Selbstständige erleben schwankende Einnahmen. Die Durchschnittsbildung glättet Spitzen und Durchhänger. Achten Sie auf den festgelegten Bewilligungszeitraum. Größere Aufwände sollten innerhalb dieses Rahmens entstehen. So entfalten sie die gewünschte einkommensmindernde Wirkung. Bei Verzögerungen drohen Lücken in der Anrechnung.

Wer jetzt handeln sollte

Haben Sie die EKS für ältere Zeiträume offen? Prüfen Sie hohe Anschaffungen und deren Nachweise. Kontrollieren Sie, ob Umsatzsteuer im richtigen Monat bezahlt wurde. Stimmen die gebuchten Personalkosten mit den Überweisungen überein? Stimmen Anschaffungs- und Rückgabezeitpunkt?
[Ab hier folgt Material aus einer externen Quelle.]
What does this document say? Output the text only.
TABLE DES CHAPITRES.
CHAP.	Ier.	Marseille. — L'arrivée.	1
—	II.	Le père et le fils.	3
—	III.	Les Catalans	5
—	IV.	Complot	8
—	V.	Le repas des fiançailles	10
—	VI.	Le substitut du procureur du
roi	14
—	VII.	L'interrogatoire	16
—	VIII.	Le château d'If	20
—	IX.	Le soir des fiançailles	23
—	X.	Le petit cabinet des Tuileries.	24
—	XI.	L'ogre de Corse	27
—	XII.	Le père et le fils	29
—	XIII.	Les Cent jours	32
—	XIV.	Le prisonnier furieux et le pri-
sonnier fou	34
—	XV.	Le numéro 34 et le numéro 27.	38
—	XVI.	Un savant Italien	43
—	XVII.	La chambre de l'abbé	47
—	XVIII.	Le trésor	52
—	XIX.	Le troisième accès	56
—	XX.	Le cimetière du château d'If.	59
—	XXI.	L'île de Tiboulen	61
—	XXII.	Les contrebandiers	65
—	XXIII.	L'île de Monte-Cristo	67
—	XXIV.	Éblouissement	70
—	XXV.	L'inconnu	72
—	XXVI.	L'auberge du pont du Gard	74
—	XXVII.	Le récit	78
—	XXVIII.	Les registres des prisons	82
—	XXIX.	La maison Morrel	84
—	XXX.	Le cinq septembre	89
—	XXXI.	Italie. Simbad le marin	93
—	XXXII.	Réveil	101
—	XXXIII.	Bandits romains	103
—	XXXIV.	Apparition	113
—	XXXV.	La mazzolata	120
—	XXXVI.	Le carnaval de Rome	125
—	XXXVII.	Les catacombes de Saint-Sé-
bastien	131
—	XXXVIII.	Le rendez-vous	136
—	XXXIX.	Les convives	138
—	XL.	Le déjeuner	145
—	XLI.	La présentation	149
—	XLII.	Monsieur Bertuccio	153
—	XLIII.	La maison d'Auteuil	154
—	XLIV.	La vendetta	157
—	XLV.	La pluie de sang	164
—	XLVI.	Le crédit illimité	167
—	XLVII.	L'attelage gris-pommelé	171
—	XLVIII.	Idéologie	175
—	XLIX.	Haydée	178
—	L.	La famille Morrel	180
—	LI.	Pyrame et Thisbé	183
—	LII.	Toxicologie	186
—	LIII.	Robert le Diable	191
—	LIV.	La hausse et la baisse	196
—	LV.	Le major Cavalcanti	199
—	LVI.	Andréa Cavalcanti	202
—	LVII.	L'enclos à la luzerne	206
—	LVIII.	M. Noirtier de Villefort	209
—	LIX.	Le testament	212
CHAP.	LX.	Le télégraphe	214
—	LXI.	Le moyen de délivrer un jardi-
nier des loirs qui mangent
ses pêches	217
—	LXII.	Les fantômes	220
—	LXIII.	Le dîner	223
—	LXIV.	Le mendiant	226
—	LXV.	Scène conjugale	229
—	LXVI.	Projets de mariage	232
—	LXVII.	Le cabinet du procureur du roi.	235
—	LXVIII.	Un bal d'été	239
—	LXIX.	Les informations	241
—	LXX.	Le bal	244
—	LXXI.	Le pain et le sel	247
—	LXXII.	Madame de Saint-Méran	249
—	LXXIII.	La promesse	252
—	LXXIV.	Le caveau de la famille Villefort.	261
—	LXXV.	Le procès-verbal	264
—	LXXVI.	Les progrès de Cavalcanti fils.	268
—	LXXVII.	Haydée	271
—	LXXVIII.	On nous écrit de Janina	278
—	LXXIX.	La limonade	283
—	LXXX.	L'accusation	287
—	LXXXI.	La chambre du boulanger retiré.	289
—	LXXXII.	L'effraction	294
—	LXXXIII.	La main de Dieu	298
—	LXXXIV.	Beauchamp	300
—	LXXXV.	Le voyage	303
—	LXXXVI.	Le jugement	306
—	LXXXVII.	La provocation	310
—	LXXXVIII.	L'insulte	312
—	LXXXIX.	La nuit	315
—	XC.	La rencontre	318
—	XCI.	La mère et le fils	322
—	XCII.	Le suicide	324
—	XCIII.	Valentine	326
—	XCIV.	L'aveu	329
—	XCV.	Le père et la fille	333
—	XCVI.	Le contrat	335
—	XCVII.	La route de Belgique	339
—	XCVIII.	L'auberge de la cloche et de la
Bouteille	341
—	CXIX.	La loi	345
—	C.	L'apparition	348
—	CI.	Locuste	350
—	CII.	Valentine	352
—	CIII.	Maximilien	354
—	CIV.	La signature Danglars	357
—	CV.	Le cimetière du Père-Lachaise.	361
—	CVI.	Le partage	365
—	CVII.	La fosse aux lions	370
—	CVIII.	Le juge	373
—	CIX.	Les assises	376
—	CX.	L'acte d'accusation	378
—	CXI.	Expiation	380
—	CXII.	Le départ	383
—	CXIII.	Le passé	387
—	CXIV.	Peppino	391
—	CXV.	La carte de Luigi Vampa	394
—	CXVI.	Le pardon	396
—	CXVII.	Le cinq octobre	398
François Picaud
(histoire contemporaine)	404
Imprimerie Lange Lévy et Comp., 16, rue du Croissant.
Denken Sie daran: Das Jobcenter rechnet am Ende quer über den Zeitraum.

Was Sie im Zweifel tun können

Sammeln Sie früh alle Belege. Halten Sie Anschaffungsgründe schriftlich fest. Klären Sie größere Investitionen vorab. Bitten Sie um eine fachliche Einschätzung. Kommt es zum Streit, verweisen Sie auf die Durchschnittsbildung. Prüfen Sie zudem, ob eine Ausnahme überhaupt greift. So steigern Sie Ihre Chancen auf eine faire Endabrechnung.